When thinking about Islam, I prefer describing the tradition of Islam as an ocean, a vast ocean, in which are zones of darkness where shark-like predators lurk, there are also clear warm waters with precious pearls and coral of exquisite beauty. We don't normally let our fear of sharks stop us from exploring and enjoying the ocean.
Accordingly, we shouldn't let our fears determine our attitude toward Islam and Muslims.
The beauty of Islam is its people. I recently had the opportunity to meet two groups of Muslims.
The first were a group of Indonesian Muslims, who invited me to share an Iftar - breaking of the fast - meal with them. I am normally used to attending Indian Muslim events where things can be quite formal and serious. But not the Indonesians. The guest speaker, a turbaned, bearded elder, had the group rolling around in fits of laughter. If only I could understand Indonesian.
The second group I met were from the Aga Khan Muslim community. They were interested in publicising the Aga Khan Award for Architecture.
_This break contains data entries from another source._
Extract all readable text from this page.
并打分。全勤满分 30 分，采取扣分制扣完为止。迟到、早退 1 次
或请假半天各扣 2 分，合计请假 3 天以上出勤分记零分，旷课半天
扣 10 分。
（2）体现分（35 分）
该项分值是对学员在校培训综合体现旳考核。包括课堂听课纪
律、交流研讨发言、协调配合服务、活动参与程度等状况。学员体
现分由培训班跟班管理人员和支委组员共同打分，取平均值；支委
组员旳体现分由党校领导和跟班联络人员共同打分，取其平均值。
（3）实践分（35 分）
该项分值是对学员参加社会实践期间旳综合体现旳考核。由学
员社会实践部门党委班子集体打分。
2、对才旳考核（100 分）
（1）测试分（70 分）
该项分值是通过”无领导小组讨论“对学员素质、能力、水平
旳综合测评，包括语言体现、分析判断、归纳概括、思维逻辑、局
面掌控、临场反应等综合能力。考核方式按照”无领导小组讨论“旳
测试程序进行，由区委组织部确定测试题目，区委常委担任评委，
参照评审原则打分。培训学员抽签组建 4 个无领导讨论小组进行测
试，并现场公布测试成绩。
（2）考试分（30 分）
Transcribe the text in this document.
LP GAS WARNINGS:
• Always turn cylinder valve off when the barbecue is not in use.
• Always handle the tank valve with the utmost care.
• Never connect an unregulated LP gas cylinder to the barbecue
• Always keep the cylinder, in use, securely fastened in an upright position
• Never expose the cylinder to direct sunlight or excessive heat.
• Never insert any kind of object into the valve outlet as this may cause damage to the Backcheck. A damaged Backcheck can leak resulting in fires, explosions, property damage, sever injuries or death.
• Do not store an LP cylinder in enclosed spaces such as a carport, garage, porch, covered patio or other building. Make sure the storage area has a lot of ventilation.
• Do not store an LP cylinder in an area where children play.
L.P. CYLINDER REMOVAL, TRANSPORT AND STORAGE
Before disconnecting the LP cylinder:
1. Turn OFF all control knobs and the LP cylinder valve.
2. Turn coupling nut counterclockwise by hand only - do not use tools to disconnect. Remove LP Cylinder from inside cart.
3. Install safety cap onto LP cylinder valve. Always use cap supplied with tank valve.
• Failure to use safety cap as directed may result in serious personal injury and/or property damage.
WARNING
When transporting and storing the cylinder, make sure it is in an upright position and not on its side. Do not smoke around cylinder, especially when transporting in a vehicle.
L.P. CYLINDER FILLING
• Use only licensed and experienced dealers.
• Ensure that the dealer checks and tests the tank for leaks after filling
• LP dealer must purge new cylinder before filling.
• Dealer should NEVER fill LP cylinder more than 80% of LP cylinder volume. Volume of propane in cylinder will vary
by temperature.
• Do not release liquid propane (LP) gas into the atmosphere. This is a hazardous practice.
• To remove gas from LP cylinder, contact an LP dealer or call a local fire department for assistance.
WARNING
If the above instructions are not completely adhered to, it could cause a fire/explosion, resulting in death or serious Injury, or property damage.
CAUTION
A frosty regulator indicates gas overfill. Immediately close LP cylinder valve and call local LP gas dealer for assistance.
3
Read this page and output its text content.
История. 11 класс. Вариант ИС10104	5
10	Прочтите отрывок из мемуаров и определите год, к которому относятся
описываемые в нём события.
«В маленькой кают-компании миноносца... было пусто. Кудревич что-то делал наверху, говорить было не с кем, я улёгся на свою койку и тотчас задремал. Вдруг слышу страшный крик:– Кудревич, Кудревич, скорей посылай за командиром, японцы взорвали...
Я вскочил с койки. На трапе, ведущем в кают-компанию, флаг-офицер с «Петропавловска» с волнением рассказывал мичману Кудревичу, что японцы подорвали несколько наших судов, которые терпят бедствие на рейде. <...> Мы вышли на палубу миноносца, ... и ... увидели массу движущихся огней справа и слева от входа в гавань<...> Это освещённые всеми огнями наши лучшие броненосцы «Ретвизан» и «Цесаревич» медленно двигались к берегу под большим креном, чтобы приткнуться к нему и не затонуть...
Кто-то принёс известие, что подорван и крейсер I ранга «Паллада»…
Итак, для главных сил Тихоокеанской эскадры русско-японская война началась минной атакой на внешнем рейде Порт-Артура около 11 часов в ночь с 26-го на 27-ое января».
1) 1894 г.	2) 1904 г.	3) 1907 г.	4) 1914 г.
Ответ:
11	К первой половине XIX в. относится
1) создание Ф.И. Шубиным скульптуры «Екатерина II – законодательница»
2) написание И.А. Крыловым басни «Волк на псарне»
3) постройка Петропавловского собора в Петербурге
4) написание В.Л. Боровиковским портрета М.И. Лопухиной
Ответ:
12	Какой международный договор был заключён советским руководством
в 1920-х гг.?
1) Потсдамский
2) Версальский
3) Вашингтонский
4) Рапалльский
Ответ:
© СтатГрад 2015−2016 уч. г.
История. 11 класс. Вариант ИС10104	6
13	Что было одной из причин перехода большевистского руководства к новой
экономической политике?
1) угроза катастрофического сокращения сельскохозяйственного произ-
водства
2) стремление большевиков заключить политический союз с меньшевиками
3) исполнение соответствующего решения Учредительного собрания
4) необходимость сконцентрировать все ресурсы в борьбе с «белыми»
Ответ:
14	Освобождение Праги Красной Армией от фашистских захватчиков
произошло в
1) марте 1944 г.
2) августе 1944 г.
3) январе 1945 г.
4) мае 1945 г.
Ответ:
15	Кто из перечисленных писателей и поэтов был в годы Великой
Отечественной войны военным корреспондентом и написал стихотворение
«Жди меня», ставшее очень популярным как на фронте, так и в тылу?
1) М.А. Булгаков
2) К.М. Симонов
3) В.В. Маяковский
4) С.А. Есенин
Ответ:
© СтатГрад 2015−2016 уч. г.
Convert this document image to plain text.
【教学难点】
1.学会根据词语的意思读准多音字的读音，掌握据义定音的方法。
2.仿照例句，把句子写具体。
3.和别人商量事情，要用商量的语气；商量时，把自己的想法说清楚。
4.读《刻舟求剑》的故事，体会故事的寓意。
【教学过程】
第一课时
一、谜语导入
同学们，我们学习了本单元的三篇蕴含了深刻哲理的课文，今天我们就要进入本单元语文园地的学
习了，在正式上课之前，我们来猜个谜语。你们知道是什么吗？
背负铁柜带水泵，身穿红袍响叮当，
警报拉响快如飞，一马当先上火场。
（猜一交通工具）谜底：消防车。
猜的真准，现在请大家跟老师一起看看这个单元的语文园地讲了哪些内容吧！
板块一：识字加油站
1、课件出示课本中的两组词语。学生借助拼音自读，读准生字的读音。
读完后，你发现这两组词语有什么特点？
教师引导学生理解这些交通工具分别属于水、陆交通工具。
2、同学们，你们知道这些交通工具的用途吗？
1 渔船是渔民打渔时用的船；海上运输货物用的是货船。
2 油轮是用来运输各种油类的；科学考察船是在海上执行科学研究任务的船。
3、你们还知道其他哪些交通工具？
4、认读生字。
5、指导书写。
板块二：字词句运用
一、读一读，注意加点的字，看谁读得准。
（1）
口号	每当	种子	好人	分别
The Aga Khan network has helped redevelop a number of historic sites; my favourite example is the transformation of a 500-year-old rubbish dump in central Cairo into the Al-Azhar park, a park that now attracts millions of visitors every year.
As we approach the end of Ramadan, feel free to wish your Muslim friends, colleagues and neighbours a happy Eid. The house of Islam has an incredible range of Eid sweets and savouries, and I hope Kiwi Muslims will feel free to share these around - with perhaps a Galway song about a tasty little halal meal.